Redskins Ruling: But Hearing People Don't Get the Lyrics Either
Redskins fan Shane Feldman, who is hearing-impaired, loved going to football games but felt left out. Unable to hear the public address system, he couldn't understand the referee's calls, the announcer's description of plays during the game, or the stadium's emergency announcements.
Feldman and other deaf or hard of hearing fans complained and then sued the Redskins. The team agreed to post captions on the scoreboard, spelling out everything from the announcements naming the players involved in the last play to the penalty calls and even the ads read over the PA system.
But that wasn't enough for the hearing-impaired fans. Now, a federal court judge has ruled that the Redskins must go even further, posting on the scoreboard the lyrics to any songs played over the loudspeakers.
Exactly what is so magical or essential about song lyrics is not clear from Judge Alex Williams' strangely reasoned ruling in the case. Williams doesn't demand that the Redskins post descriptions of the musical style, beat or harmonies, just that the lyrics be spelled out. Apparently the fact that many, if not most, hearing fans cannot make out the lyrics either does not impress the judge.

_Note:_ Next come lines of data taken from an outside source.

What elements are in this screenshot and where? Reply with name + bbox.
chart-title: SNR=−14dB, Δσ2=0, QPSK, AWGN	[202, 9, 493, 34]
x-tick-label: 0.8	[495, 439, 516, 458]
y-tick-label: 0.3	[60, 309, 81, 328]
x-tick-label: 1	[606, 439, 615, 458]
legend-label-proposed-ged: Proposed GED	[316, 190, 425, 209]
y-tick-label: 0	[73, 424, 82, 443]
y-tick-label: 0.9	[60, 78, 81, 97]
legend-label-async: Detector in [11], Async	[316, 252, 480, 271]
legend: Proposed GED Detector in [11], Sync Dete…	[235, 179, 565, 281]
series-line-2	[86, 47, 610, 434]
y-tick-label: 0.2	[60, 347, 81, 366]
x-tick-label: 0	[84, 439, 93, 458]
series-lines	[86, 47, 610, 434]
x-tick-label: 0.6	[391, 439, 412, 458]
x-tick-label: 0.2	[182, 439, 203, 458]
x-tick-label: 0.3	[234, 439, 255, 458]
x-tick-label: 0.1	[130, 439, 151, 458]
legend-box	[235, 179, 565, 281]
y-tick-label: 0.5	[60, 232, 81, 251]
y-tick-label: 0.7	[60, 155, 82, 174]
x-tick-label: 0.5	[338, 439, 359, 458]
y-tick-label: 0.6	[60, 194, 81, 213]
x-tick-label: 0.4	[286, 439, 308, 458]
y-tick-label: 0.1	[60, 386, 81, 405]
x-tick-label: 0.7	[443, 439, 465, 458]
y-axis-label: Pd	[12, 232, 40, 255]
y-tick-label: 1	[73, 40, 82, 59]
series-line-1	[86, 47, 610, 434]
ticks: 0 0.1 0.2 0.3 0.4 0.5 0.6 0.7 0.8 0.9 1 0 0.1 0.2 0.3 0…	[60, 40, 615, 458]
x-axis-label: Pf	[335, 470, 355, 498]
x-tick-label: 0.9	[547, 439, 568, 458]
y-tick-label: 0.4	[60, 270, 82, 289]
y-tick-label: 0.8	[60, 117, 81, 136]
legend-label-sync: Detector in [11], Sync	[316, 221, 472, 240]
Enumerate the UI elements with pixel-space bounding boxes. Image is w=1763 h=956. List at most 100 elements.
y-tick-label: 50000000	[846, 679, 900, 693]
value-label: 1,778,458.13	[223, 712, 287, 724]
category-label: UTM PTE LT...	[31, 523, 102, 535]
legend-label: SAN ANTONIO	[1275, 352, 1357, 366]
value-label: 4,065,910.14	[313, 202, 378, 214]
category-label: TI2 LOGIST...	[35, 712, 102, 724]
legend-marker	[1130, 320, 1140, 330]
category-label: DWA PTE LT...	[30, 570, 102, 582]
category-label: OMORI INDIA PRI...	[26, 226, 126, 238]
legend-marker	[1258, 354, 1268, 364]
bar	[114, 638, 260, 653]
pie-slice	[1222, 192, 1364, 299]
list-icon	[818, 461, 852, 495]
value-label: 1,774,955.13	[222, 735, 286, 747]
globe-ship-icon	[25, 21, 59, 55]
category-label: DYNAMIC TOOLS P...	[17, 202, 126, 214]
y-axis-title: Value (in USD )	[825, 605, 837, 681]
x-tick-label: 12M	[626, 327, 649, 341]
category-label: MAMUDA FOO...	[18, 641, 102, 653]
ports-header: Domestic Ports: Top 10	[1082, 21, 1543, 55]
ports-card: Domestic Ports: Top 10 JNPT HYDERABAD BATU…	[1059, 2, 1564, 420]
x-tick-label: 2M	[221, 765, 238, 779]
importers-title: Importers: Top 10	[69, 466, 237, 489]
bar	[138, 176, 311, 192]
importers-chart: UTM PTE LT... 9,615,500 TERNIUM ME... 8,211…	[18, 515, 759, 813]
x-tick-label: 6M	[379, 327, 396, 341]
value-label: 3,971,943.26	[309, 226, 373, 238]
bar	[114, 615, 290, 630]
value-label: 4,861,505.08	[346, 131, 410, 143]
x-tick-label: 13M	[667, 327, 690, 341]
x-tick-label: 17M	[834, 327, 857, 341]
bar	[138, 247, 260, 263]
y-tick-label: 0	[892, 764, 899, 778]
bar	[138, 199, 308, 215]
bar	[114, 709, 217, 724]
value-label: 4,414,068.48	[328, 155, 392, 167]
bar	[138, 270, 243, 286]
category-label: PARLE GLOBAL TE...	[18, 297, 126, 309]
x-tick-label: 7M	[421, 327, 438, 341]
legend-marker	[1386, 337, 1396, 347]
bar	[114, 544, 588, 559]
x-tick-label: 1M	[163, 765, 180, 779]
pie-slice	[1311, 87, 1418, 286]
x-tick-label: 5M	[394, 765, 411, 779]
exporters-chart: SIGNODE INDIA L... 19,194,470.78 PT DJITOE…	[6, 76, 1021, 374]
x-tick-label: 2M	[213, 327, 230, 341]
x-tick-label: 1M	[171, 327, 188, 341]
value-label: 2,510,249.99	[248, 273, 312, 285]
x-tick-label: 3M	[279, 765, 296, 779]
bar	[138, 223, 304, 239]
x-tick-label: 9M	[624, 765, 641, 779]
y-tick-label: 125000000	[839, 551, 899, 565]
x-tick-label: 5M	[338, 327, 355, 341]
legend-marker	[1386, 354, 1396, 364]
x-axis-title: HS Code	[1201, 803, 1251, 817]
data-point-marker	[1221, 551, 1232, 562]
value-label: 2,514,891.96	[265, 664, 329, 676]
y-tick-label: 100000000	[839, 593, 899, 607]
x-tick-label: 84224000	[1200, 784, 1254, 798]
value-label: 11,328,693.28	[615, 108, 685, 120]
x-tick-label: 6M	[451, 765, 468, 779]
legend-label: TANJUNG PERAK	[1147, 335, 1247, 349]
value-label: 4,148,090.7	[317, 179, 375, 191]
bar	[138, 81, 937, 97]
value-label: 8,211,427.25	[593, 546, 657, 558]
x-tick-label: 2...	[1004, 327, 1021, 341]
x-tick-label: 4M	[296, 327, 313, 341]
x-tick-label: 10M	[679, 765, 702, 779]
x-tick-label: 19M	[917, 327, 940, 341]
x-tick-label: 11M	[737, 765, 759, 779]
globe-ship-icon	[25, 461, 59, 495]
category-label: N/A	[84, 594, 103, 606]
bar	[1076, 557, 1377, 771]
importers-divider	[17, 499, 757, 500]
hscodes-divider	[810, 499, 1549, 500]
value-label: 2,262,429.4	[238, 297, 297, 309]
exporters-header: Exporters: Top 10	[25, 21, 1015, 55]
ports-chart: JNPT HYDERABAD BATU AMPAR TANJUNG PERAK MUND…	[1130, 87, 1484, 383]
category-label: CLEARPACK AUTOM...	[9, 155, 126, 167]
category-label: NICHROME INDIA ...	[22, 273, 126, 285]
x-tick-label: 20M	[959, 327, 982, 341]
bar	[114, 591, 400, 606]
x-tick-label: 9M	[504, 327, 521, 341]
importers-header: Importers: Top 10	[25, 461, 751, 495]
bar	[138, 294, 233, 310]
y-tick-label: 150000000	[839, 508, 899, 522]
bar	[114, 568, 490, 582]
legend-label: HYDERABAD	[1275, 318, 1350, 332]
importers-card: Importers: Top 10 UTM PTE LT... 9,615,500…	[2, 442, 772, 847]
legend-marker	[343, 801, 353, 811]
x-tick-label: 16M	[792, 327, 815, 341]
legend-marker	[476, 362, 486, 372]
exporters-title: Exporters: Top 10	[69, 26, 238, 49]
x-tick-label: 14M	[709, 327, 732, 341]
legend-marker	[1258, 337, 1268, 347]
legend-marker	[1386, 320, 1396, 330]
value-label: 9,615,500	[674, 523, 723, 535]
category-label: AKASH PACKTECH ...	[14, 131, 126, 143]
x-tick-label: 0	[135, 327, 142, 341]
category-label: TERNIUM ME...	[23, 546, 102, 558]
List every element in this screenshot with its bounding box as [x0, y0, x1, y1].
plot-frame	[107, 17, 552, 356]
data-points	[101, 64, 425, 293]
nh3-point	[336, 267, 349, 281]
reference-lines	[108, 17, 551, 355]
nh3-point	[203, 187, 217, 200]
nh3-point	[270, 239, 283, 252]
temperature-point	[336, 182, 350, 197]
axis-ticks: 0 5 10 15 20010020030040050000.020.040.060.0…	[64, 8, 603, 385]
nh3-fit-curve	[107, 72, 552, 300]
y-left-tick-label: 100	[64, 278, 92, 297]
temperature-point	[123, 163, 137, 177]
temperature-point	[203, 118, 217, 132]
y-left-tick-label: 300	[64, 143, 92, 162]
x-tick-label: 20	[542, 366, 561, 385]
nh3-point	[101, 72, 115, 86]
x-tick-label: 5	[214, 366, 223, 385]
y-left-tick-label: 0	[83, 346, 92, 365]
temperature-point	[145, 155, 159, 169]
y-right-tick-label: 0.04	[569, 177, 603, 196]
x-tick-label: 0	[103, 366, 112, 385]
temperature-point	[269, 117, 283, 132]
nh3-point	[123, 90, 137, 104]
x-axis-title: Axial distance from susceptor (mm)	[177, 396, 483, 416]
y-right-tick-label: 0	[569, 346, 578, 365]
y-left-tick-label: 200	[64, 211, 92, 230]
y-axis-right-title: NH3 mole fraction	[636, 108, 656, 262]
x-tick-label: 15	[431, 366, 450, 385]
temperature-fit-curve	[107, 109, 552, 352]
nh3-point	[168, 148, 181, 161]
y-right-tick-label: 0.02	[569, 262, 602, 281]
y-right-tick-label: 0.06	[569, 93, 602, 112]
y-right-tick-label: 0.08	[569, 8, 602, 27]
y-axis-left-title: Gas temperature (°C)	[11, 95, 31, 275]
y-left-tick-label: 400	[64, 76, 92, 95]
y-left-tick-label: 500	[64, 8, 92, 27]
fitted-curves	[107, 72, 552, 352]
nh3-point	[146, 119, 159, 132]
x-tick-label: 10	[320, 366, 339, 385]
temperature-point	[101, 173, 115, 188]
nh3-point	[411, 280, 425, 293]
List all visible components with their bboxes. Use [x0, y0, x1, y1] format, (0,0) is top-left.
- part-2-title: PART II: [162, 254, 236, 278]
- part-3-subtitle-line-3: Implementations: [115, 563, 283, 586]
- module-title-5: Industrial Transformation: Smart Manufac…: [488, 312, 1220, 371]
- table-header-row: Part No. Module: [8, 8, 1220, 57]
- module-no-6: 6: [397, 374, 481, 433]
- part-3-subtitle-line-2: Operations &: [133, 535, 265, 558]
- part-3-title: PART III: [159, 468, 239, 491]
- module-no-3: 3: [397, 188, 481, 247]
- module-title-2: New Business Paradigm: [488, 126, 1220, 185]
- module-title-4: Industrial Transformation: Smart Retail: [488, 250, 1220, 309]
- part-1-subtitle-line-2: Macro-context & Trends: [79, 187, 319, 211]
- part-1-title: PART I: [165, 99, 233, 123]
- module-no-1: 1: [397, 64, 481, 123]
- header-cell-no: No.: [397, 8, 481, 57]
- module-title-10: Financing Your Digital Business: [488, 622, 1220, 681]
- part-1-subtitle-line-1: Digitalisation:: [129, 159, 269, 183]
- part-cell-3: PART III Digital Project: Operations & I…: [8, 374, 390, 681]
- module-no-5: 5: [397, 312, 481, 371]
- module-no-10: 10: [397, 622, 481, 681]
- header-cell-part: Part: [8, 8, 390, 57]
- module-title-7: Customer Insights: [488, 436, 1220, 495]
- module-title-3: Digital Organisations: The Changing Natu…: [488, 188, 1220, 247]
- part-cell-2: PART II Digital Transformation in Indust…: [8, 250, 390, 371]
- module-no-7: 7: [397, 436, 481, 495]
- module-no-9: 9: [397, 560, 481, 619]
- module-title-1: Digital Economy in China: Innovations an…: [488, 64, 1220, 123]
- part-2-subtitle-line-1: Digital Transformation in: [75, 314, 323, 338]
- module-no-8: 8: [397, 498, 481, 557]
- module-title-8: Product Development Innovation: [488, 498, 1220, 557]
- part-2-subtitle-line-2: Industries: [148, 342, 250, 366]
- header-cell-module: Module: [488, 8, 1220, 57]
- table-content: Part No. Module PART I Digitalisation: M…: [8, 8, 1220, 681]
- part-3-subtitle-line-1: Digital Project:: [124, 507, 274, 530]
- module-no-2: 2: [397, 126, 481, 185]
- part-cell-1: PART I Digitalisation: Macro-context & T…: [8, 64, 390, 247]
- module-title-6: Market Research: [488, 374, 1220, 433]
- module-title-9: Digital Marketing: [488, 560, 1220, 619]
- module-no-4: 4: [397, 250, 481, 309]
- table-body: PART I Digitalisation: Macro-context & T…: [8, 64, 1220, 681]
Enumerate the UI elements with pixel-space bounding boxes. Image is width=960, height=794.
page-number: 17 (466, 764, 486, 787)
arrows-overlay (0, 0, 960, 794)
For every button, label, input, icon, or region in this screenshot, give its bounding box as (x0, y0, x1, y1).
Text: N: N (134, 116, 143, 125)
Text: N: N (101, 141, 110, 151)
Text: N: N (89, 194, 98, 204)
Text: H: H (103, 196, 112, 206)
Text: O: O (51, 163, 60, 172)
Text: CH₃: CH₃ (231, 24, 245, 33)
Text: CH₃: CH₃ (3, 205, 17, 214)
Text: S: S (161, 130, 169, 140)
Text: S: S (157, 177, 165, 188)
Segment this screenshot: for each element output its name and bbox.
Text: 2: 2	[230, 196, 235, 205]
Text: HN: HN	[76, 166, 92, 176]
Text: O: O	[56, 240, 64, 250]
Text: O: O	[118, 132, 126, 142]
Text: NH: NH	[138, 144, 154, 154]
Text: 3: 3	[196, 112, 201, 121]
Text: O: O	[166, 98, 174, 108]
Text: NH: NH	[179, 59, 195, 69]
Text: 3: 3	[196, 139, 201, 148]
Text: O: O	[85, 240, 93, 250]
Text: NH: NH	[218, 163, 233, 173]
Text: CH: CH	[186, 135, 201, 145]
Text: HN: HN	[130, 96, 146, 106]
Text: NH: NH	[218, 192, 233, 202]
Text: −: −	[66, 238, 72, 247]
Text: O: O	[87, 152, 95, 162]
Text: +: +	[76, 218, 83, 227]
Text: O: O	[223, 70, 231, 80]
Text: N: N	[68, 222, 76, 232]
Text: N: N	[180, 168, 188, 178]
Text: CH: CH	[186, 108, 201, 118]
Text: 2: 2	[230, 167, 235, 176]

It's only fair to post on the scoreboard the summary of each play that gets announced to the crowd--in fact, the scoreboard version is sometimes easier to understand than the announced version, even for hearing fans.
But the songs played during time-outs and halftime are hardly crucial to an understanding of the game. Indeed, many fans find the constant blasting of music distracting and annoying and may even envy the deaf for being able to focus more purely on the game.
The idea, pushed by the deaf fans in their suit, that the Redskins have "not made FedExField fully accessible to deaf and hard of hearing fans" because they don't post song lyrics is so picayune, so petty as to drive other fans to wonder whether the motive is really to enjoy the game or merely to harass the team's owner.
More important, however, the court's ruling threatens every public performance by a sports team, musical group, theatrical troupe or any other artistic endeavor. If, as the deaf fans argue, it is "discrimination" against them to stage a pro football game without putting the lyrics of every song up on the scoreboard, then the same reasoning would force concert halls to post lyrics as singers sing them. Would movie theaters have to erect a second screen on which to flash the lyrics of any song used in the background of a movie? Must stage companies now tear audiences' attention away from the actors by putting up screens spelling out the lyrics of incidental music, or of a song that a character might break into as part of the play?
Amazingly, Williams concluded that the deaf fans "suffered injuries because they did not have access to music captioning and because information allegedly was not being effectively communicated to them." The judge did concede that the Redskins made "reasonable efforts" to accommodate the fans who complained. But Williams says he can't be sure that the captioning the team now provides will continue indefinitely.
The Redskins's lawyers argue that "all information that is integral to the use of the stadium can be gathered solely from watching the game," Williams writes. But the judge says the Americans With Disabilities Act requires that all people be provided with "full and equal enjoyment of the goods, services, facilities, privileges, advantages, or accommodations of any place of public accommodation." And Williams interprets that to mean far more than just the football game, because the Redskins offer more than just a game: "They also provide public address announcements, advertisements, music, and other aural information to hearing fans.... Presumably Defendants provide this aural information to hearing fans for a reason."
So the judge orders the team to provide captions for song lyrics. He rejects the Redskins' "argument that bars and restaurants are not required to caption background music. While the Court expresses no opinion on the ADA requirements for bars and restaurants, the Court believes there is a significant difference between a stadium that seats 91,000 people, which currently captions audio content on large LED ribbon boards, and a bar or restaurant."
Williams never explains what that significant difference might be. In both cases, the music is a supplement to the main offering that customers are buying. In both cases, the primary service--football, or food and drink--could be offered without the music. In both cases, the odds that anyone really listens to the song lyrics are pretty slim. And in both cases, the chance that any appreciable number of people on hand can actually understand the lyrics is almost non-existent.
But most non-existent of all in this case is any common sense, any attempt to be reasonable. Handicapped people should expect to be able to gain access to public places and activities without undue hardship. And it's fair to ask a rich company like the Redskins to invest in some technology to make the game equally understandable to deaf fans--which the team has done for several years now.
But no matter what the law might say or how any narrowminded judge might rule, neither legal verbiage nor wishing it will make all people identical. In any public performance, some people will get more of what's going on and some will get less. Many blind people love going to baseball games; they wouldn't expect the team to have to hire a guide to sit with them and narrate the action to them. They get out of it what their special circumstance allows--and from what blind fans tell me, that is something quite rich and extraordinary, an appreciation for the sounds and smells of the game that goes deeper than many seeing fans will ever know. Similarly, deaf fans may see a level of detail that eludes many hearing fans.
In sports as in so many other areas of life, good people with admirable motives can usually work out problems just fine--it's when someone decides to get the lawyers involved that the whole enterprise goes off the rails.